En revanche, la stratégie a évolué ; le souverain ne se l’interdisait pas dans ses Mémoires. On peut d’ailleurs en comprendre aisément les raisons. Une des origines du changement est sans conteste la situation internationale. Se trouve ainsi vérifiée une des assertions du préambule de l’édit de Révocation, le rapport avec la paix un moment retrouvée. Nul doute que les protestants français n’aient longtemps été protégés par la volonté de lutter contre les Habsbourg, ce qui impliquait l’alliance avec les princes protestants d’Allemagne et l’appui de l’Angleterre. Ainsi Ruvigny, le Député général des protestants français, eut longtemps des missions diplomatiques auprès du roi d’Angleterre Charles II, ce qui renforçait sa position de Député général. La fin de cette menace ne rendait plus nécessaire ces précautions. Bien plus, la concurrence pour le titre de « prince le plus chrétien » avec l’Empereur, auréolé de sa victoire sur les Turcs, encourageait Louis XIV à précipiter la fin de l’entreprise de réunification. Ce n’est pas la seule raison. Deux autres, au moins, sont apparues clairement : tout d’abord l’achèvement de l’Église gallicane ; 1682 et 1685 sont étroitement liés et de plusieurs façons. Aux yeux de Louis XIV et de ses collaborateurs, l’indépendance à l’égard de Rome enlevait un des principaux motifs de séparations des chrétiens du royaume. Ce gallicanisme a d’ailleurs joué pour le ralliement volontaire de certains protestants. C’est aussi le fonds de l’accord implicite entre le roi et l’Assemblée du clergé. Le premier veut bien satisfaire les demandes répétées de la seconde contre les protestants, à condition que celle-ci accepte la distance avec le siège pontifical. Louis XIV n’a aucune peine à mettre en application une politique contre les « hérétiques » qui correspond à la réalisation de son objectif final. Voltaire déjà avait bien vu cette étroite relation : Louis XIV « voulut à la fois humilier le pape d’une main et écraser le calvinisme de l’autre32 ».
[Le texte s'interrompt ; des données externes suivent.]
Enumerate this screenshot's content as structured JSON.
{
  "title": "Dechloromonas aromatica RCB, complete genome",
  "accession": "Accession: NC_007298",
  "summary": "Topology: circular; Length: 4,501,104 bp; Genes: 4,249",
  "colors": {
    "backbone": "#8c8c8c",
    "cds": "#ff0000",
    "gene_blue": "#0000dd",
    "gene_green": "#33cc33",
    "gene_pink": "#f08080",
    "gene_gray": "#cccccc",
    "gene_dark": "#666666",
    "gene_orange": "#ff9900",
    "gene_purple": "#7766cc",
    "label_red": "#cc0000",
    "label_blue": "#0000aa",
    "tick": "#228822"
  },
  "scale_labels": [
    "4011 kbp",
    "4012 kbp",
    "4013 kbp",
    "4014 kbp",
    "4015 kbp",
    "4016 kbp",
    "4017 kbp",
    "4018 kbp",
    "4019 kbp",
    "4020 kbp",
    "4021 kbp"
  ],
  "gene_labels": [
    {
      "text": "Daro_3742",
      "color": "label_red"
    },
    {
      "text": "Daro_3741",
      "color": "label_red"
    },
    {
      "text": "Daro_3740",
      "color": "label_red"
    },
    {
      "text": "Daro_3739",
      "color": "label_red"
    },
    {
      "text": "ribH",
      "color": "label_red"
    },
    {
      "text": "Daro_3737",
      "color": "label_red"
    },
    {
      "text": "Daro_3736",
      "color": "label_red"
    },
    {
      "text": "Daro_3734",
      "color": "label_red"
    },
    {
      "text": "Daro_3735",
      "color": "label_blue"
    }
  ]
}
Plus décisif encore : le roi vient de gagner sur le plan militaire, mais il peut acquérir une gloire plus grande encore, réussir le Grand dessein qu’aucun de ses prédécesseurs n’a réalisé depuis la cassure de la chrétienté au début du XVIe siècle : supprimer la cause des anciennes guerres civiles en ralliant ses sujets hérétiques à la Religion. Nombre de formules d’abjuration mettent bien en parallèle victoires militaires et rétablissement de l’unité du royaume. C’est exactement ce que dit l’envoyé de Venise à la Cour de France : « Cette gloire, que l’on pensait ne plus pouvoir tirer du monde par les armes, fut recherchée auprès de Dieu, en faisant la guerre aux huguenots par l’abolition des Édits de Nantes33. » Enfin, la réussite dans de nombreux domaines ne pouvait que l’encourager à achever le Grand dessein. Ajoutons enfin que la facilité apparente des conversions de l’été et du début de l’automne 1685 ont précipité la décision finale, mais ici il faut évoquer des exécutants zélés qui ont aussi une part de responsabilité.

 

Ces exécutants-responsables sont clairement apparus tout au long de la mise en place de la Révocation. Non pas Madame de Maintenon, ni le père La Chaize ni même l’Assemblée du clergé. Le père La Chaize a une réelle influence sur la distribution des bénéfices, et peut-être sur la conduite personnelle du souverain, mais il n’apparaît nulle part ailleurs ; Madame de Maintenon est en retrait. Inutile de rappeler l’opinion du roi sur les évêques. Très vite, ce sont les intendants qui ont en charge la politique de conversion. Les missionnaires envoyés de Versailles dépendent d’eux et non de l’évêque du lieu. Les Mémoires de Foucault sont très clairs à cet égard. Seignelay traduit la pensée profonde du roi quand il écrit « la discipline ecclésiastique est fort contraire au service de Sa Majesté34 ». Lorsque Louis XIV suit les recommandations de l’Assemblée du clergé, c’est qu’il veut bien les suivre.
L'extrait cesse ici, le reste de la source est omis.